Ebadi continues with a third example, which in this case concerns Brussels: "Do you remember when an Iranian diplomat, Assadollah Assadi, was arrested in Belgium with explosives for a terrorist action against a group of Iranian dissidents? He was sentenced to 20 years in prison, but soon after the sentence was made final, the Belgian government signed an agreement for the extradition of the convicted with the Iranian regime. So in a very short time, he was returned to the regime and went back to work. Do you think this is a fair attitude towards a dictatorship like Iran's?" Moreover, observes the activist born in Hamadan in 1947, who recounted her life in Finché non siamo liberi (translated by Alberto Cristofori, Bompiani, pp. 254, euro 14) 'this also makes European citizens travelling to Iran less safe, it is against democratic principles. So I conclude with a message for European governments: do not help the regime, if you do, you do it against your own democracies!"
Three years after the killing of Mahsa Amini, the student murdered just because she did not wear a veil that triggered protests in the streets all over the country. the regime is very weak, Ebadi is full of hope: "until recently if you thought of Iran you thought of a powerful regime with many allies: it financed Lebanese Hizbollah, creating serious problems for the country, in Syria it kept Bachar el-Assad standing, despite the very strong dissent, in Yemen it supported the Houthis who had created a situation of instability. Now we see that the scenario has changed: in Syria, Bachar el-Assad has fallen, in Lebanon, Hezbollah has been greatly weakened, in Yemen, the Houthis are almost gone. The regime very weakened, even their air defence was destroyed in a couple of days by the Israelis. All this has shown that the Iranian regime is not so powerful'.
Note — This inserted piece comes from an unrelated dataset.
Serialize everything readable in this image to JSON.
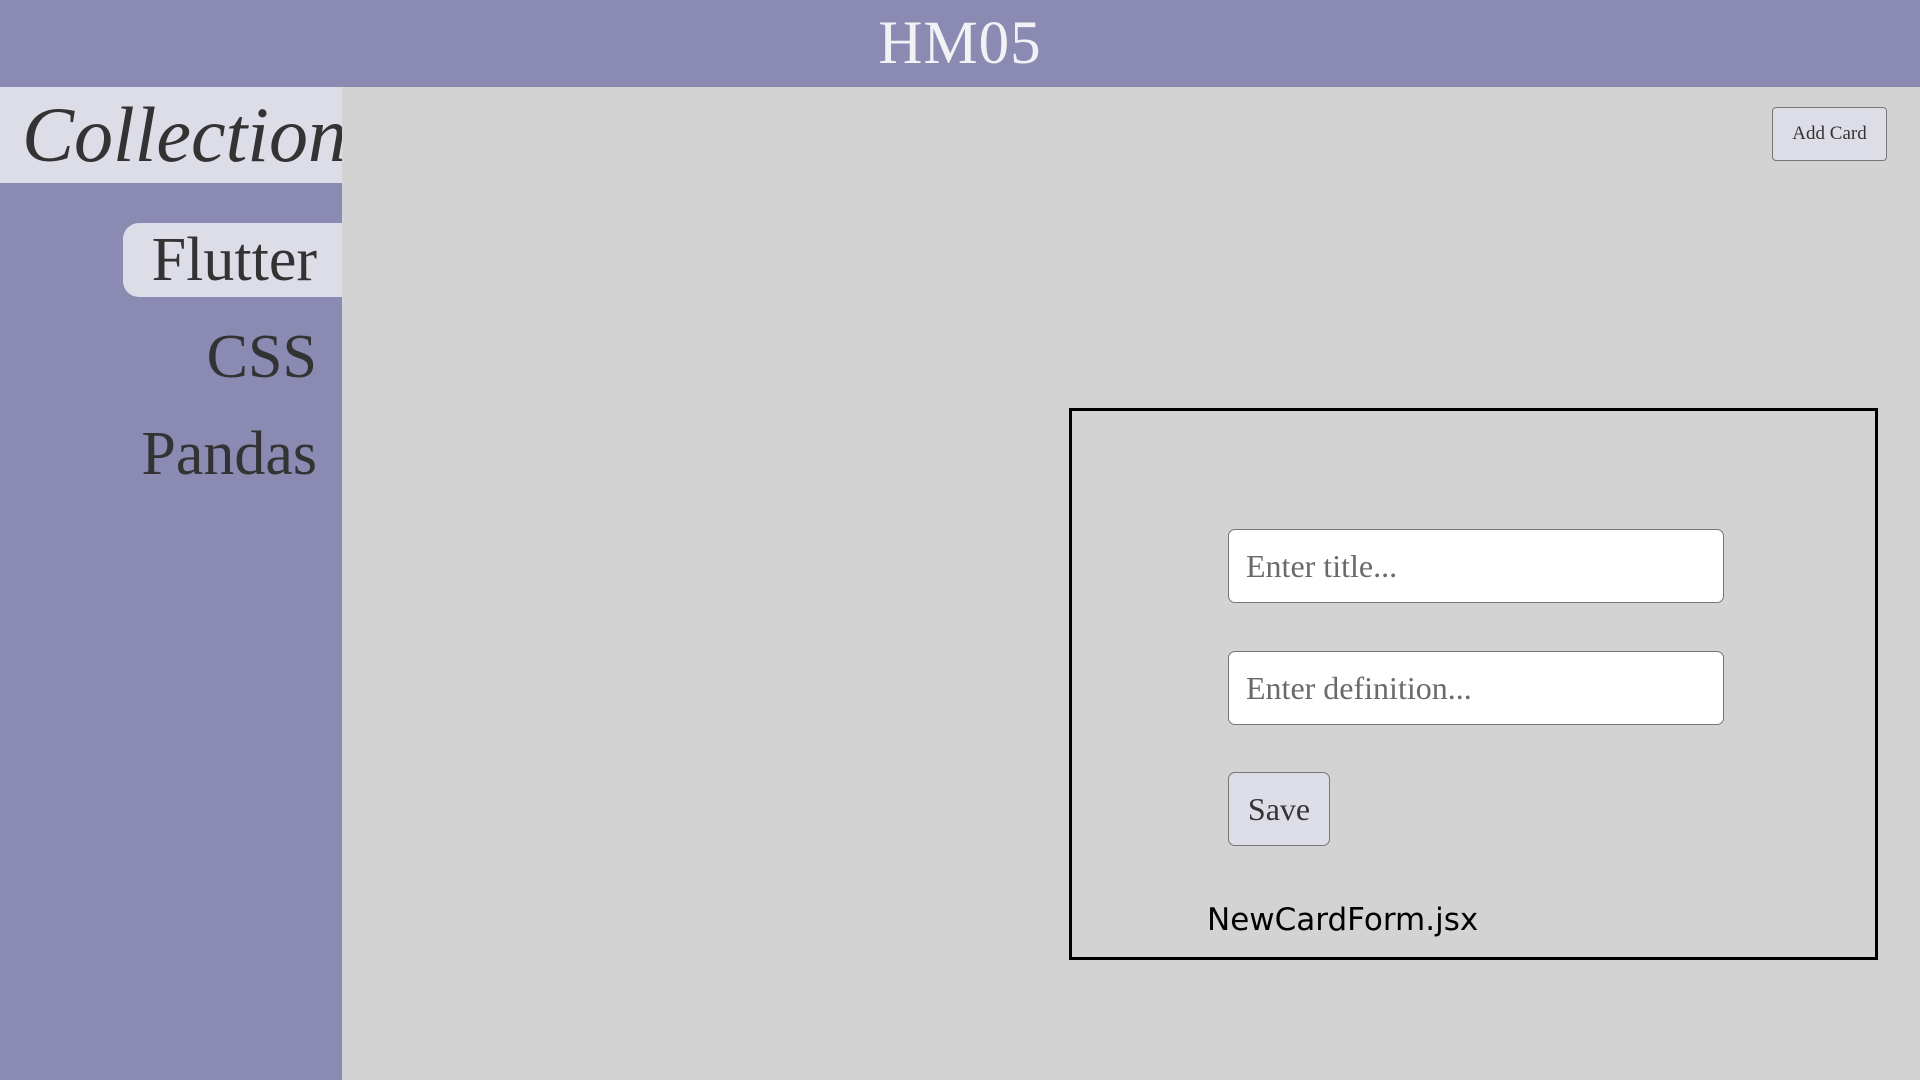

What about the Life, Woman, Freedom movement, we ask her: 'The movement played a decisive role in changing society, it made the regime back down. For example, a law passed by parliament that was supposed to tighten the punishments against women even more was not enforced because it would have been complicated to apply: you can arrest a hundred women, or a thousand women, but not hundreds or thousands. If we look at the photos we get of people in the streets, we can see that society has completely changed, there are so many women who no longer wear the veil. This is thanks to the movement, which is still alive, it has only changed the method of protesting, but the protests are still going on and the Iranian people and in particular the women continue the struggle'.
"A battle in extraordinary loneliness," observed the president of the Pordenonelegge Foundation, Michelangelo Agrusti, speaking with Ebadi, who also recalled the loneliness of the Syrian rebellion, where in the repression that followed the Arab Spring, Bachar el-Assad killed 500,000 Arabs and Kurds from his country. "I completely agree," the activist remarked, "Syria was a republic, but a republic passed from father to son, and they made massacres of their own people, aided by the Iranian regime both directly and through Hezbollah.